There was a large Covid outbreak at the barracks in January and February, with almost half of all its occupants – approximately 197 people – infected.
The Home Office, however, has insisted it is not closing the barracks and more than 200 asylum seekers are now accommodated there. The decision not to transfer new residents shows there is a significant shift in government policy, which has been steadily refilling the barracks after emptying them due to the outbreak.
Six asylum seekers, earlier this month, won a legal challenge against the government after a judge ruled their accommodation in the barracks failed to meet a minimum standard.
The decision to suspend new transfers to the barracks has emerged in the course of a new legal challenge against the Home Office claiming that conditions in the accommodation are still of grave concern.
An internal document from the Department of Health and Social Care’s Joint Biosecurity Centre, released under freedom of information laws, says of the plans to repopulate Napier after the Covid outbreak: “Clearly repopulating to its full capacity is a nonsensical approach”.
It raises concerns about the site becoming an area of ‘reoccurring or enduring transmission’ and says the risks at Napier have not gone away due to the continued use of shared dormitory accommodation, with about 12 people understood to be sleeping in each room.
“The Home Office still thinks it is sensible to repopulate to 399 despite that going against advice given over the last few weeks” the document adds. There are currently thought to be approximately 230 asylum seekers in Napier.

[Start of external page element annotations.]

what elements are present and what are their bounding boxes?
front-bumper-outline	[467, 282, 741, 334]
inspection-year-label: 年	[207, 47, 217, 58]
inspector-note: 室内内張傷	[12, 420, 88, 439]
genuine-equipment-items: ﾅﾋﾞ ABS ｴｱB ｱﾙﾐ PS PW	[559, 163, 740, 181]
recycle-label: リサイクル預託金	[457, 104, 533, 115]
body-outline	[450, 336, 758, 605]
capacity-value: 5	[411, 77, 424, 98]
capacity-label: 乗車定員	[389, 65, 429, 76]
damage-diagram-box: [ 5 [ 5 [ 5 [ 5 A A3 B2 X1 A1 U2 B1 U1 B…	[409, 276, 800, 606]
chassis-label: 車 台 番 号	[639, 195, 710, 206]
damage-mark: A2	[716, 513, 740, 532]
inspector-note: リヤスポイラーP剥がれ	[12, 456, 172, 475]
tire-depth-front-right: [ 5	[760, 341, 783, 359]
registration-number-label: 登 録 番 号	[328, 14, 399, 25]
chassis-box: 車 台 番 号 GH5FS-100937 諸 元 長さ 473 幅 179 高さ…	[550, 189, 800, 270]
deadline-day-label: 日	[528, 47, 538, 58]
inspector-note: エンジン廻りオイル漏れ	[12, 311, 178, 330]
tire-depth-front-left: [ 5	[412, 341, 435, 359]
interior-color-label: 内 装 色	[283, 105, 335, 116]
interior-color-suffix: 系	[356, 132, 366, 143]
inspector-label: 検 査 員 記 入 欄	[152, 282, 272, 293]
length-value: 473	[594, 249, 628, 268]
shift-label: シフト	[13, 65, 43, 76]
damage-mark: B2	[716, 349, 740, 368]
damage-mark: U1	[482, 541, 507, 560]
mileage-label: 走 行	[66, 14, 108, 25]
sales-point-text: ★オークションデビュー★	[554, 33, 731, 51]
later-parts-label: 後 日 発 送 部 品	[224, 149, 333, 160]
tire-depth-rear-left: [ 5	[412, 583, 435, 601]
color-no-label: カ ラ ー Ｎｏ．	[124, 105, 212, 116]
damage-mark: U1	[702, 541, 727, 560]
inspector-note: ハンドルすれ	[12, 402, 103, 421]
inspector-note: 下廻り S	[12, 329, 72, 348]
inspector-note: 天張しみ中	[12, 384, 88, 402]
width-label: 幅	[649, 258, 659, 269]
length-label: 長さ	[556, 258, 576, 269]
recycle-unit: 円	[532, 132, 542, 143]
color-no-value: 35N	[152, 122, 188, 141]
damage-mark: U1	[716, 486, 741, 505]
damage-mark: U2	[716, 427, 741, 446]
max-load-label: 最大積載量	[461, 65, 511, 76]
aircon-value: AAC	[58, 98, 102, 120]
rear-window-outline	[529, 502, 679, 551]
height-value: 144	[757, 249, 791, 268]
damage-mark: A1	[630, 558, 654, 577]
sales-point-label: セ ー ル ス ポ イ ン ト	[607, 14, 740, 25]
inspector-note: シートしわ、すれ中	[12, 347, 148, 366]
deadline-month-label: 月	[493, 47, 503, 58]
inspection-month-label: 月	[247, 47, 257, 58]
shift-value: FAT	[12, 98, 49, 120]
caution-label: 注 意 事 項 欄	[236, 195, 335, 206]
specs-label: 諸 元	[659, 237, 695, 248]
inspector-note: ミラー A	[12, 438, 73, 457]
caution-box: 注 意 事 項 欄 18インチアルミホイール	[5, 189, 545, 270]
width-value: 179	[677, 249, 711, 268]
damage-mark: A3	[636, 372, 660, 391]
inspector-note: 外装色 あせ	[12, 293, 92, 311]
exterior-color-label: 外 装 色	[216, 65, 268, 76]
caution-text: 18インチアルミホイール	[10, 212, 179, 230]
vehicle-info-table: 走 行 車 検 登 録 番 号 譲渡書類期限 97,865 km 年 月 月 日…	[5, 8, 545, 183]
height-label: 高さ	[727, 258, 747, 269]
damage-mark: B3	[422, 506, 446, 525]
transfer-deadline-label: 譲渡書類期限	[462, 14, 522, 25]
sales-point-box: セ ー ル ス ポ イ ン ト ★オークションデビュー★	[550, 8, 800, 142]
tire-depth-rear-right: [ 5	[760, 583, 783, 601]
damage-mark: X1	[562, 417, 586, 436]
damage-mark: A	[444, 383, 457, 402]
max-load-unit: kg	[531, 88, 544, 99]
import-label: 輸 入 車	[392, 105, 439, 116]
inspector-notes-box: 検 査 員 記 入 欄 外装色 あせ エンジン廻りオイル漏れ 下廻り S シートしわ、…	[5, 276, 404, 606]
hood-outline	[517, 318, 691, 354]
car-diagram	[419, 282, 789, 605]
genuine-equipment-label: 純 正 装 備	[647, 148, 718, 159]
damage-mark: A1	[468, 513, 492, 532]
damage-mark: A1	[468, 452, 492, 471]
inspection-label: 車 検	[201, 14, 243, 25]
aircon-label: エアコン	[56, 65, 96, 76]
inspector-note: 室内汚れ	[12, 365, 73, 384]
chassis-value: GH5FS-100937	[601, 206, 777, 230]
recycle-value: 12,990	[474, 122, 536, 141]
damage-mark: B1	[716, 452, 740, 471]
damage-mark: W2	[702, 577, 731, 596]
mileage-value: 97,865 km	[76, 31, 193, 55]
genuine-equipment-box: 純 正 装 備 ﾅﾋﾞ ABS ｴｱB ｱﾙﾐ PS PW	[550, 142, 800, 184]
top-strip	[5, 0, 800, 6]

Emily Soothill of Deighton Pierce Glynn Solicitors and Clare Jennings of Matthew Gold & Co solicitors, who are bringing new actions against the Home Office about the conditions at Napier, welcomed the Home Office’s decision to suspend new transfers to the barracks but said that those remaining at the barracks were at continuing risk of infection.

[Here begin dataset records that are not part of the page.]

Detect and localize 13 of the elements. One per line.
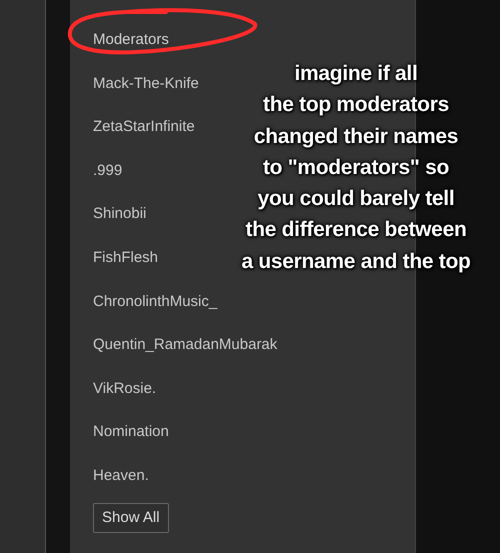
show-all-button[interactable]: Show All <box>93 502 169 533</box>
moderator-name[interactable]: ZetaStarInfinite <box>93 116 195 138</box>
panel-heading: Moderators <box>93 30 169 50</box>
moderator-name[interactable]: VikRosie. <box>93 378 156 400</box>
meme-caption: imagine if all the top moderators changed their names to "moderators" so you could barely tell the difference between a username and the top <box>240 61 472 275</box>
moderator-name[interactable]: ChronolinthMusic_ <box>93 290 218 313</box>
moderator-name[interactable]: .999 <box>93 160 122 182</box>
moderator-name[interactable]: Shinobii <box>93 203 146 226</box>
moderator-name[interactable]: Mack-The-Knife <box>93 72 199 95</box>
moderator-name[interactable]: Nomination <box>93 421 169 444</box>
moderator-name[interactable]: Heaven. <box>93 464 149 487</box>
moderator-name[interactable]: Quentin_RamadanMubarak <box>93 334 278 356</box>
moderator-name[interactable]: FishFlesh <box>93 246 158 269</box>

Founder of Care4Calais, Clare Moseley, said: “The Home Office should never have moved refugees into Napier. Our team has seen first-hand the damage the barracks has done to people who have already experienced trauma and are under unspeakable pressure”.

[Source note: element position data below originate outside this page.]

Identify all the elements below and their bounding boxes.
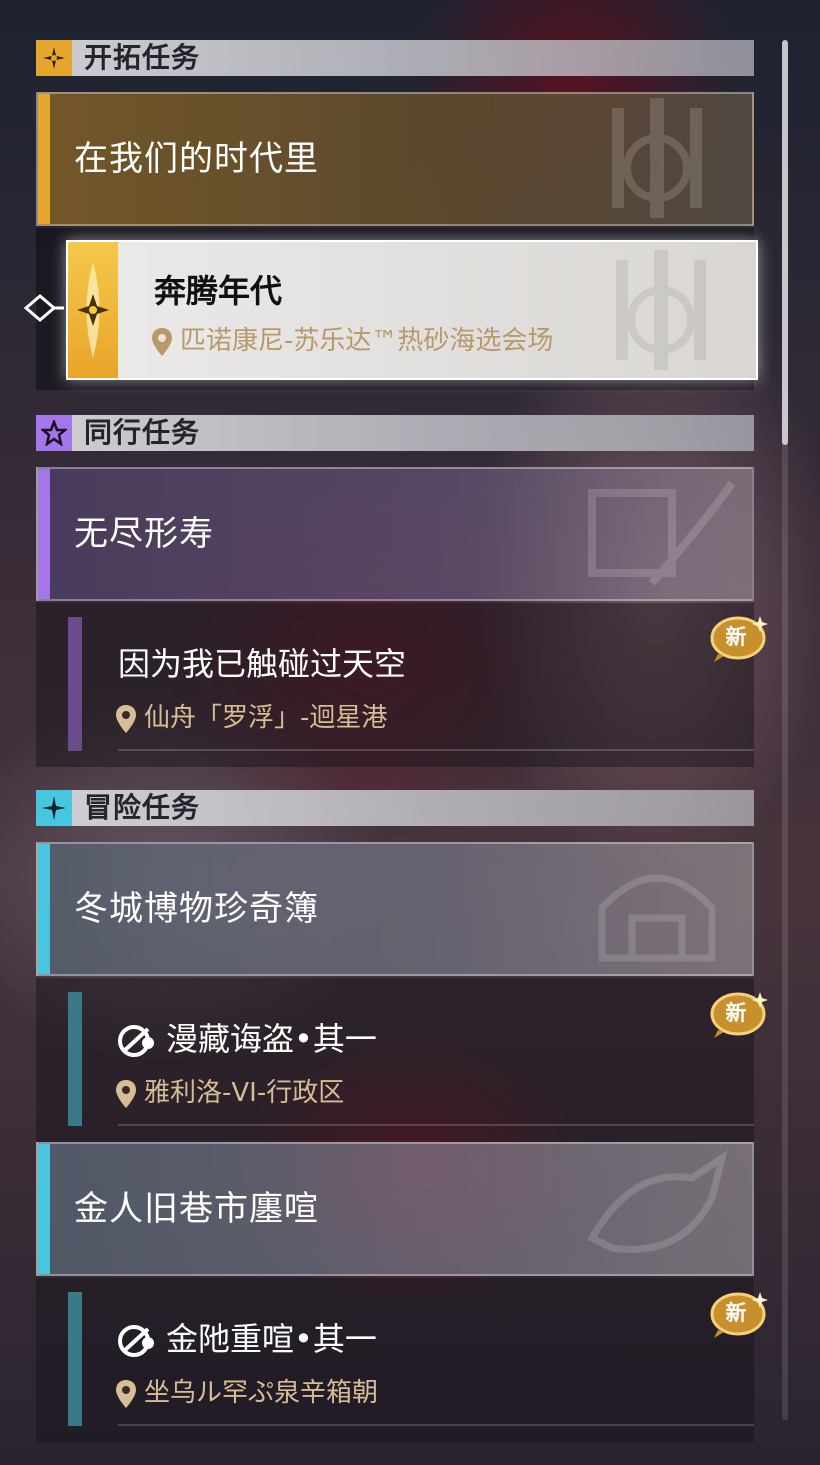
companion-star-icon [36, 415, 72, 451]
quest-group-card[interactable]: 金人旧巷市廛喧 [36, 1142, 754, 1276]
quest-group-card[interactable]: 冬城博物珍奇簿 [36, 842, 754, 976]
category-title: 同行任务 [84, 416, 201, 449]
group-accent-bar [38, 844, 50, 974]
quest-item[interactable]: 漫藏诲盗•其一 雅利洛-VI-行政区 [84, 992, 754, 1126]
quest-location-text: 匹诺康尼-苏乐达™热砂海选会场 [180, 326, 554, 356]
trailblaze-icon [36, 40, 72, 76]
new-badge-label: 新 [725, 1301, 747, 1325]
feather-emblem-icon [588, 480, 736, 586]
quest-item[interactable]: 因为我已触碰过天空 仙舟「罗浮」-迴星港 [84, 617, 754, 751]
new-badge: 新 [708, 1290, 768, 1338]
quest-title-text: 漫藏诲盗•其一 [166, 1020, 377, 1058]
quest-group-card[interactable]: 在我们的时代里 [36, 92, 754, 226]
category-header-trailblaze: 开拓任务 [36, 40, 754, 76]
location-pin-icon [116, 704, 136, 733]
quest-accent-bar [68, 1292, 82, 1426]
category-title: 冒险任务 [84, 791, 201, 824]
quest-accent-bar [68, 617, 82, 751]
new-badge-label: 新 [725, 1001, 747, 1025]
quest-title: 金阤重喧•其一 [118, 1314, 377, 1360]
location-pin-icon [116, 1379, 136, 1408]
location-pin-icon [152, 327, 172, 356]
group-accent-bar [38, 94, 50, 224]
quest-title: 因为我已触碰过天空 [118, 645, 407, 683]
quest-location: 仙舟「罗浮」-迴星港 [116, 697, 387, 734]
quest-location: 雅利洛-VI-行政区 [116, 1072, 344, 1109]
adventure-quest-icon [118, 1025, 154, 1057]
group-title: 金人旧巷市廛喧 [74, 1189, 319, 1229]
new-badge: 新 [708, 990, 768, 1038]
quest-location-text: 坐乌ル罕ぷ泉辛箱朝 [144, 1378, 379, 1408]
adventure-quest-icon [118, 1325, 154, 1357]
quest-item-selected[interactable]: 奔腾年代 匹诺康尼-苏乐达™热砂海选会场 [66, 240, 758, 380]
quest-location: 匹诺康尼-苏乐达™热砂海选会场 [152, 320, 553, 357]
divider [118, 749, 754, 751]
group-title: 无尽形寿 [74, 514, 214, 554]
quest-title-text: 金阤重喧•其一 [166, 1320, 377, 1358]
bird-emblem-icon [587, 1150, 728, 1253]
category-header-companion: 同行任务 [36, 415, 754, 451]
building-emblem-icon [598, 874, 716, 962]
quest-type-ribbon [68, 242, 118, 378]
quest-title: 漫藏诲盗•其一 [118, 1014, 377, 1060]
emblem-icon [612, 98, 702, 218]
trailblaze-star-icon [77, 262, 109, 358]
group-accent-bar [38, 1144, 50, 1274]
location-pin-icon [116, 1079, 136, 1108]
divider [118, 1424, 754, 1426]
selection-arrow-icon [23, 292, 66, 328]
category-header-adventure: 冒险任务 [36, 790, 754, 826]
group-accent-bar [38, 469, 50, 599]
quest-title: 奔腾年代 [154, 272, 283, 310]
quest-group-card[interactable]: 无尽形寿 [36, 467, 754, 601]
quest-item[interactable]: 金阤重喧•其一 坐乌ル罕ぷ泉辛箱朝 [84, 1292, 754, 1426]
adventure-icon [36, 790, 72, 826]
new-badge-label: 新 [725, 625, 747, 649]
group-title: 在我们的时代里 [74, 139, 319, 179]
emblem-icon [616, 250, 706, 370]
quest-location-text: 雅利洛-VI-行政区 [144, 1078, 345, 1108]
quest-accent-bar [68, 992, 82, 1126]
scrollbar-thumb[interactable] [782, 40, 788, 445]
group-title: 冬城博物珍奇簿 [74, 889, 319, 929]
quest-location-text: 仙舟「罗浮」-迴星港 [144, 703, 388, 733]
quest-location: 坐乌ル罕ぷ泉辛箱朝 [116, 1372, 378, 1409]
divider [118, 1124, 754, 1126]
new-badge: 新 [708, 614, 768, 662]
category-title: 开拓任务 [84, 41, 201, 74]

A Home Office spokesperson said they made no apology for providing asylum seekers with a secure place to stay during the pandemic. “At all times during the pandemic we believed we took reasonable steps to give effect to the advice from the health authorities. Significant improvements have been made to the site, including improved accommodation and more outdoor and recreational activities”.
“We acted on advice from the Joint Biosecurity Centre regarding further preventative measures that we could take at the site. Asylum seekers are free to come and go as they please and significant improvements have been made to the Napier site, including improved accommodation, more outdoor and recreational activities, additional coronavirus tests and reduced capacity, and individuals are screened for vulnerabilities before being placed on site”.